Entre os dados que mais chamaram atenção está o fato de que 32,3% das meninas e meninos brasileiros menores de 2 anos tomam refrigerante e suco de caixinha e que 60,2% deles comem bolacha recheada, biscoitos e bolos prontos.
Mas para o endocrinologista brasileiro Walmir Coutinho, que preside a World Obesity Federation (organização que reúne profissionais e organizações de mais de 50 países), esses dados alarmantes são só a ponta de um iceberg que é a epidemia de obesidade.
Um problema que, segundo ele, pode levar o Brasil a se tornar o país mais obeso do mundo em 15 anos - e as crianças brasileiras estão na mira.
O médico aponta o dedo para "ações insuficientes do governo", para "escolas omissas", para o marketing que bombardeia crianças com propagandas ligadas a alimentos nada saudáveis - e alerta para os danos físicos e psicológicos nas crianças obesas. Confira os principais trechos da entrevista.
BBC Brasil - O que significa ter metade das crianças pequenas brasileiras comendo bolachas e boa parte delas bebendo refrigerante e suco artificial?
Coutinho - Esses dados dão a medida de uma tendência que outros estudos já haviam mostrado. O consumo excessivo de alimentos e bebidas pouco saudáveis estão hoje é um problema seríssimo no Brasil. E, se continuarmos nesse ritmo de crescimento da obesidade, seremos o país com mais obesos do mundo em 15 anos. Image copyright.Image caption Impacto psicológico que a obesidade pode provocar nas crianças muitas vezes é menosprezado
BBC Brasil - E esse risco também atinge as crianças?

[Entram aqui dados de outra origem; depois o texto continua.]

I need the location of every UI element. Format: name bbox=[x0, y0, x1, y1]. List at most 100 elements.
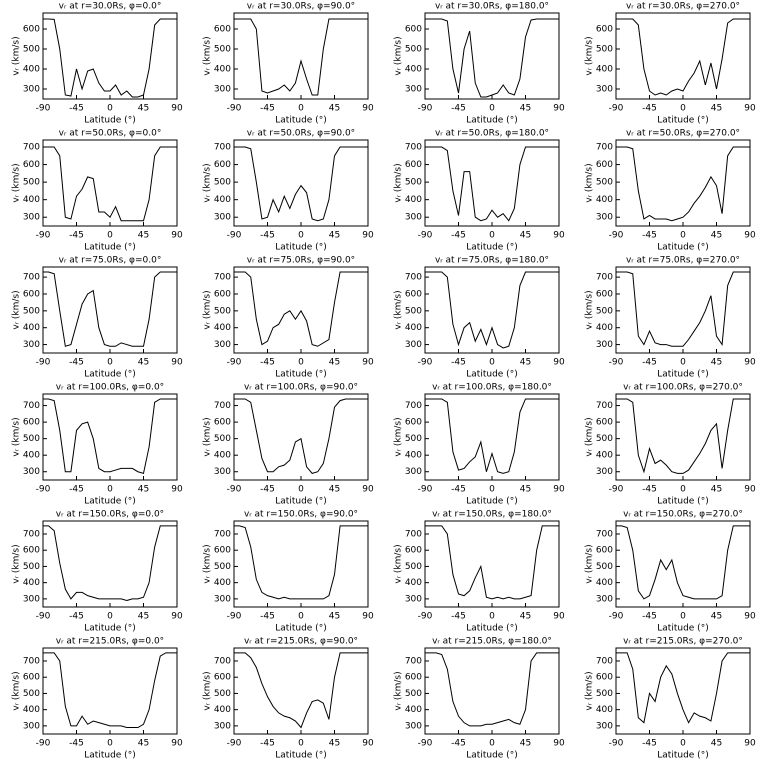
x-tick-label: 45 bbox=[520, 104, 531, 114]
y-tick-label: 500 bbox=[214, 178, 231, 188]
x-tick-label: 0 bbox=[107, 485, 113, 495]
y-tick-label: 700 bbox=[214, 273, 231, 283]
y-tick-label: 600 bbox=[214, 25, 231, 35]
x-tick-label: -90 bbox=[418, 739, 433, 749]
plot-frame bbox=[233, 393, 369, 481]
x-tick-label: 90 bbox=[362, 358, 374, 368]
y-tick-label: 700 bbox=[405, 143, 422, 153]
x-tick-label: 0 bbox=[298, 612, 304, 622]
plot-frame bbox=[424, 139, 560, 227]
x-tick-label: -45 bbox=[260, 358, 275, 368]
y-tick-label: 500 bbox=[405, 434, 422, 444]
x-tick-label: -45 bbox=[642, 358, 657, 368]
x-axis-label: Latitude (°) bbox=[466, 116, 517, 126]
y-tick-label: 400 bbox=[23, 195, 40, 205]
x-tick-label: 90 bbox=[553, 485, 565, 495]
x-tick-label: 90 bbox=[171, 231, 183, 241]
x-tick-label: 0 bbox=[107, 358, 113, 368]
y-tick-label: 700 bbox=[23, 401, 40, 411]
y-tick-label: 300 bbox=[214, 721, 231, 731]
x-tick-label: -90 bbox=[609, 104, 624, 114]
y-tick-label: 300 bbox=[405, 594, 422, 604]
y-tick-label: 700 bbox=[214, 529, 231, 539]
y-tick-label: 300 bbox=[214, 467, 231, 477]
y-tick-label: 500 bbox=[405, 562, 422, 572]
y-tick-label: 500 bbox=[214, 306, 231, 316]
y-tick-label: 300 bbox=[23, 213, 40, 223]
x-tick-label: 45 bbox=[138, 739, 149, 749]
y-tick-label: 400 bbox=[214, 705, 231, 715]
plot-frame bbox=[424, 647, 560, 735]
x-tick-label: 90 bbox=[362, 612, 374, 622]
x-tick-label: -90 bbox=[418, 104, 433, 114]
x-tick-label: 45 bbox=[138, 612, 149, 622]
x-tick-label: 90 bbox=[553, 739, 565, 749]
y-tick-label: 500 bbox=[214, 689, 231, 699]
panel: vᵣ at r=50.0Rs, φ=90.0° -90 -45 0 45 90 300 400… bbox=[203, 129, 374, 253]
y-tick-label: 500 bbox=[405, 306, 422, 316]
y-tick-label: 700 bbox=[23, 656, 40, 666]
x-tick-label: 0 bbox=[298, 231, 304, 241]
y-axis-label: vᵣ (km/s) bbox=[394, 290, 404, 329]
x-tick-label: 45 bbox=[329, 104, 340, 114]
y-tick-label: 600 bbox=[23, 289, 40, 299]
data-line bbox=[234, 525, 368, 600]
x-tick-label: -90 bbox=[418, 358, 433, 368]
x-tick-label: 0 bbox=[107, 739, 113, 749]
y-tick-label: 600 bbox=[214, 673, 231, 683]
x-axis-label: Latitude (°) bbox=[84, 243, 135, 253]
plot-frame bbox=[615, 520, 751, 608]
x-axis-label: Latitude (°) bbox=[275, 370, 326, 380]
y-tick-label: 300 bbox=[214, 594, 231, 604]
y-tick-label: 400 bbox=[405, 195, 422, 205]
x-tick-label: -90 bbox=[418, 612, 433, 622]
panel-title: vᵣ at r=50.0Rs, φ=90.0° bbox=[247, 129, 355, 139]
panel: vᵣ at r=100.0Rs, φ=0.0° -90 -45 0 45 90 300 400… bbox=[12, 383, 183, 507]
y-tick-label: 700 bbox=[23, 273, 40, 283]
x-tick-label: 45 bbox=[520, 739, 531, 749]
y-tick-label: 300 bbox=[23, 594, 40, 604]
data-line bbox=[234, 146, 368, 222]
x-tick-label: 0 bbox=[489, 485, 495, 495]
data-line bbox=[43, 398, 177, 475]
panel-title: vᵣ at r=215.0Rs, φ=90.0° bbox=[244, 637, 358, 647]
y-tick-label: 400 bbox=[596, 578, 613, 588]
y-tick-label: 700 bbox=[596, 529, 613, 539]
data-line bbox=[43, 271, 177, 347]
panel: vᵣ at r=75.0Rs, φ=180.0° -90 -45 0 45 90 300 40… bbox=[394, 256, 565, 380]
x-tick-label: 90 bbox=[744, 612, 756, 622]
y-tick-label: 400 bbox=[596, 705, 613, 715]
x-tick-label: 45 bbox=[711, 485, 722, 495]
data-line bbox=[234, 652, 368, 729]
x-tick-label: 45 bbox=[329, 612, 340, 622]
x-tick-label: 45 bbox=[711, 739, 722, 749]
x-tick-label: -45 bbox=[69, 739, 84, 749]
panel: vᵣ at r=100.0Rs, φ=180.0° -90 -45 0 45 90 300 4… bbox=[394, 383, 565, 507]
x-tick-label: -45 bbox=[260, 739, 275, 749]
y-axis-label: vᵣ (km/s) bbox=[394, 671, 404, 710]
x-axis-label: Latitude (°) bbox=[466, 370, 517, 380]
x-axis-label: Latitude (°) bbox=[84, 624, 135, 634]
y-axis-label: vᵣ (km/s) bbox=[585, 163, 595, 202]
y-tick-label: 700 bbox=[596, 143, 613, 153]
y-tick-label: 300 bbox=[405, 85, 422, 95]
y-axis-label: vᵣ (km/s) bbox=[203, 671, 213, 710]
y-tick-label: 500 bbox=[596, 689, 613, 699]
x-axis-label: Latitude (°) bbox=[466, 497, 517, 507]
x-tick-label: 90 bbox=[171, 612, 183, 622]
x-tick-label: -45 bbox=[451, 739, 466, 749]
y-tick-label: 600 bbox=[405, 546, 422, 556]
x-tick-label: 0 bbox=[680, 104, 686, 114]
x-tick-label: -90 bbox=[227, 231, 242, 241]
x-tick-label: 90 bbox=[744, 358, 756, 368]
x-tick-label: 90 bbox=[553, 612, 565, 622]
x-tick-label: -90 bbox=[609, 231, 624, 241]
x-tick-label: 0 bbox=[680, 612, 686, 622]
x-axis-label: Latitude (°) bbox=[275, 624, 326, 634]
y-tick-label: 500 bbox=[596, 434, 613, 444]
y-tick-label: 300 bbox=[23, 467, 40, 477]
data-line bbox=[425, 398, 559, 474]
x-tick-label: -45 bbox=[642, 739, 657, 749]
panel: vᵣ at r=30.0Rs, φ=180.0° -90 -45 0 45 90 300 40… bbox=[394, 2, 565, 126]
panel-title: vᵣ at r=100.0Rs, φ=0.0° bbox=[56, 383, 164, 393]
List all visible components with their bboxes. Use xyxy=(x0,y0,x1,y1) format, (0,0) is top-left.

Coutinho - Certamente. A obesidade infantil no Brasil é um cenário muito preocupante, em que algumas ações foram tomadas mas elas ainda estão longe de serem suficientes. É preciso se fazer muito mais. Para começar, nossas crianças são alvo de uma pressão exagerada da mídia e do marketing que incentivam o consumo desses produtos.
BBC Brasil - Mas e ações não diretamente ligada a crianças, como a que ocorreu em um jogo recente do Corinthians (jogadores causaram polêmica ao usar meiões de uma campanha em parceria com uma rede de fast food), também são prejudiciais?
Coutinho - Claro, porque de uma maneira ou de outra isso acaba atingindo as crianças que estão assistindo ao jogo. Nossa organização prega uma ética nas ações de marketing e isso envolve não direcionar essas campanhas a crianças.
BBC Brasil - Olhando o lado da alimentação da criança brasileira, quem são os principais vilões atualmente?
Coutinho - Há os vilões invisíveis, especialmente suco de fruta artificial e iogurte. O pai e a mãe acham que estão dando algo saudável para as crianças, mas são produtos que tem muitíssimo açúcar. Fora isso, é preciso lembrar que os alimentos mais baratos são os que mais engordam.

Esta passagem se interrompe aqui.